I was sitting in the airport in Amarillo, Texas, waiting to board the flight home to Dallas.  Trying to shut out Oprah’s interviews on the TV, I attempted to focus on reading The Red Badge of Courage that I had assigned my American history class to finish by Thursday.  A young lady sat down beside me, smiled, and asked what Oprah was talking about.  I said I had not been listening to the show very closely, but it seemed to be a program aimed at women who were overcommitted.  About that time the schedule of one of the “overcommitted women” flashed on the screen.  The studio audience groaned as they sympathized with the woman’s plight.  Her schedule consisted of overseeing three children, attending her daughter’s volleyball games, and serving in five volunteer organizations.  I waited for the screen to roll over and list the rest of her obligations, but that was it!!

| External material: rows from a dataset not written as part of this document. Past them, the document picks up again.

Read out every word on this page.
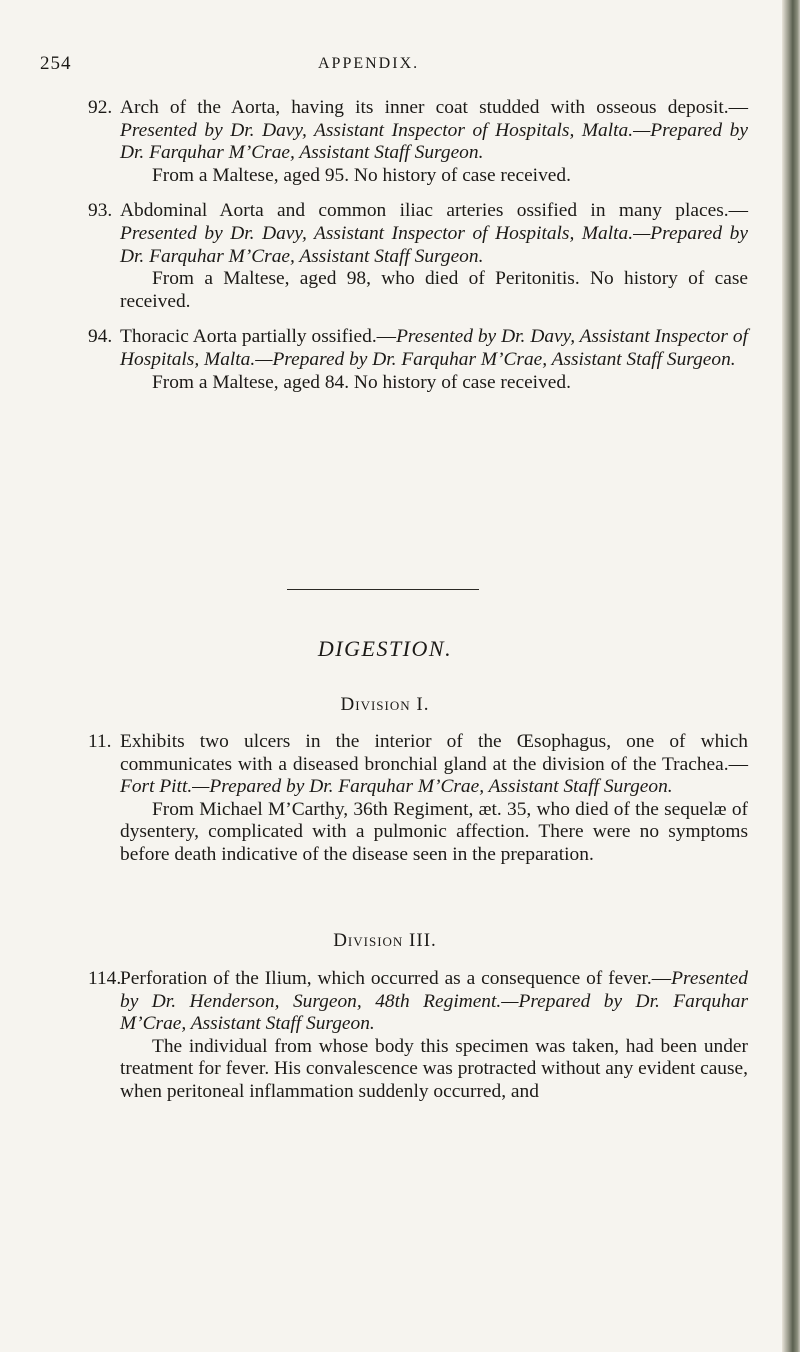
254	APPENDIX.
92. Arch of the Aorta, having its inner coat studded with osseous deposit.—Presented by Dr. Davy, Assistant Inspector of Hospitals, Malta.—Prepared by Dr. Farquhar M’Crae, Assistant Staff Surgeon.

From a Maltese, aged 95. No history of case received.

93. Abdominal Aorta and common iliac arteries ossified in many places.—Presented by Dr. Davy, Assistant Inspector of Hospitals, Malta.—Prepared by Dr. Farquhar M’Crae, Assistant Staff Surgeon.

From a Maltese, aged 98, who died of Peritonitis. No history of case received.

94. Thoracic Aorta partially ossified.—Presented by Dr. Davy, Assistant Inspector of Hospitals, Malta.—Prepared by Dr. Farquhar M’Crae, Assistant Staff Surgeon.

From a Maltese, aged 84. No history of case received.

DIGESTION.
Division I.
11. Exhibits two ulcers in the interior of the Œsophagus, one of which communicates with a diseased bronchial gland at the division of the Trachea.—Fort Pitt.—Prepared by Dr. Farquhar M’Crae, Assistant Staff Surgeon.

From Michael M’Carthy, 36th Regiment, æt. 35, who died of the sequelæ of dysentery, complicated with a pulmonic affection. There were no symptoms before death indicative of the disease seen in the preparation.

Division III.
114.Perforation of the Ilium, which occurred as a consequence of fever.—Presented by Dr. Henderson, Surgeon, 48th Regiment.—Prepared by Dr. Farquhar M’Crae, Assistant Staff Surgeon.

The individual from whose body this specimen was taken, had been under treatment for fever. His convalescence was protracted without any evident cause, when peritoneal inflammation suddenly occurred, and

Stunned, I moved toward the gate to board the plane.

 

Once seated, I drew out my legal pad and began to list my obligations:

Teaching home school as well as overseeing a ten-year-old

and a sixteen-year old;

      Writing a 200-page book for the third KONOS-In-A-Box, due at the end of

February (I had just finished the second book in November.);

      Teaching an American history class one day a week to eight students,

ages ten to sixteen, which included all their history, writing, literature, and art;

    Teaching a KONOS “Cooperation” unit on the systems of the body once a week to seventeen students, ages six to twelve (True, I had great helpers, but I was in charge of all the teaching and planning.);

    Writing three 750-word articles within the next two weeks;

     Designing a new brochure for KONOS by the first of February;

     Planning my menu for our KONOS Rep weekend and beginning to prepare in that direction (We have 20 reps who come to our home in February for a weekend and eight meals, which I prepare with help.);

    Helping my mother in Amarillo, who was going through trials following the death of her husband;

     Being available for my two older sons, who are in college, as well as for my mother-in-law, who had just buried her 100-year-old mother.

 

I did not bother to list the givens, such as the cooking, the cleaning, the laundry, the driving, the gardening, the preparing for Y2K!!  Then, of course, I had to replant the pansies that the four dogs had dug up and paint the back hall before the reps came.  Also, my speaking engagements begin early this year, in April.  Never mind that I had had my gall bladder out three weeks ago, had gone right into having Christmas dinner for thirty, and had entertained 150 kids on New Year’s Eve!  Did I qualify for being overcommitted?  No, I qualified for being committed!!

 

I got off the plane at 5:30 p.m.  Wade met me, and, while we ate at La Madeline’s, amid tears I resolved to carve away at my obligations.  By 9 p.m., Wade and I had called all my students and canceled the second semester of both my classes.  It was a very difficult thing to do, since I love the children and love teaching them, yet Oprah’s show--of all things--had convinced me that I needed to cut back!

 

My encouragement to each of you is, not to watch Oprah, but to reevaluate your personal obligations as you begin the new year.  As I was canceling my classes, one of my friends, who had helped me with my little kids’ class, commented, “I cannot believe you are actually taking your own advice.”  She was referring to the seven-hour KONOS Creating the Balance video where I enumerated a wife’s and mother’s priorities, in order.

 

As women, our first priority is to the Lord, second to our husbands, third to our children, and then to our extended family and friends.  One would think that if I had taught a principle to home schooling moms for seventeen years, I would certainly practice it myself!  Not so. The Christian walk is a constant struggle to stay in His will, keeping His priorities, not ours.

 

Talk show TV is seldom an encouragement to do the Lord’s will, but maybe whales and burning bushes are communication tools of the past.  If Oprah knowingly or unknowingly touts principles concurrent with biblical truth, maybe we should hear the message and act.